Bootstrap Secrets

Bootstrapping is a hard problem. With the Hashistack this problem is harder, as there are dependency loops and no clear agreement on where to break them.

For our purposes, there are two main bootstrapping loops:

• Vault depends on Consul for storage. While it is possible to use a built-in Raft database with Vault, this is still very much a tech preview, and is not yet suitable for production use. This also does not work well with the opinion of the project that Consul is the point of cluster state and topological knowledge.

• Nomad needs Consul to be available to perform automatic clustering. Because Consul is providing the backing storage to Vault, and for best-practices reasons, ACLs must be enabled. This means that now Nomad needs a token to perform automatic clustering. Ideally it would get this token from Vault, but this early in initialization that isn’t practical, so we need some way to get the token securely.

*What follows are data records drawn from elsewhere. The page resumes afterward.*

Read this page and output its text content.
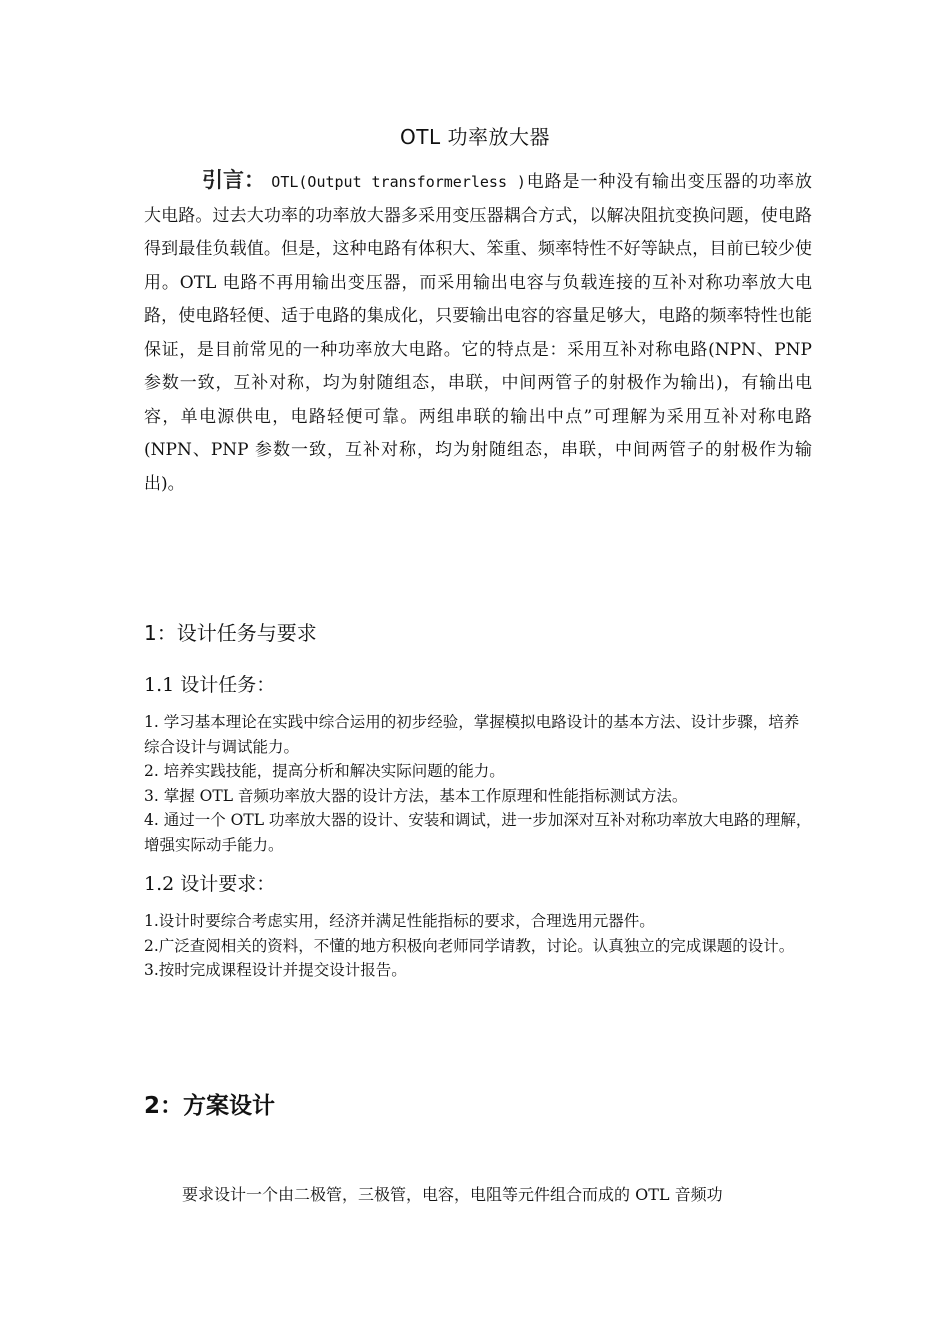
OTL 功率放大器
引言： OTL(Output transformerless )电路是一种没有输出变压器的功率放大电路。过去大功率的功率放大器多采用变压器耦合方式，以解决阻抗变换问题，使电路得到最佳负载值。但是，这种电路有体积大、笨重、频率特性不好等缺点，目前已较少使用。OTL 电路不再用输出变压器，而采用输出电容与负载连接的互补对称功率放大电路，使电路轻便、适于电路的集成化，只要输出电容的容量足够大，电路的频率特性也能保证，是目前常见的一种功率放大电路。它的特点是：采用互补对称电路(NPN、PNP 参数一致，互补对称，均为射随组态，串联，中间两管子的射极作为输出)，有输出电容，单电源供电，电路轻便可靠。两组串联的输出中点”可理解为采用互补对称电路(NPN、PNP 参数一致，互补对称，均为射随组态，串联，中间两管子的射极作为输出)。
1：设计任务与要求
1.1 设计任务：
1. 学习基本理论在实践中综合运用的初步经验，掌握模拟电路设计的基本方法、设计步骤，培养综合设计与调试能力。
2. 培养实践技能，提高分析和解决实际问题的能力。
3. 掌握 OTL 音频功率放大器的设计方法，基本工作原理和性能指标测试方法。
4. 通过一个 OTL 功率放大器的设计、安装和调试，进一步加深对互补对称功率放大电路的理解，增强实际动手能力。
1.2 设计要求：
1.设计时要综合考虑实用，经济并满足性能指标的要求，合理选用元器件。
2.广泛查阅相关的资料，不懂的地方积极向老师同学请教，讨论。认真独立的完成课题的设计。
3.按时完成课程设计并提交设计报告。
2：方案设计
要求设计一个由二极管，三极管，电容，电阻等元件组合而成的 OTL 音频功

Really what we need here is an external secrets store. This secrets store could be a Vault server that is external to the cluster, or something provided by a cloud service. In the ResinStack reference implementation, this is fulfilled by the AWS Secrets Manager. This service allows us to securely escrow just enough data to break the bootstrapping loops. We still don’t want to need to go on-box to use these secrets once they become available though, so its necessary to poll for the values.

Such is the job of the emissary task on ResinStack machines. This task starts up as a service after the network has been configured and polls a configured secrets store to fill in values in templates. Once a template has been completely rendered emissary can execute a command, such as reloading a service.

The emissary task allows all-in-one control planes to be incrementally bootstrapped as secrets become available. The emissary task is simple and fairly single purpose. Its use cases are not limited to the ResinStack though, and if you have a use case extension, patches are welcome to support new secret backends.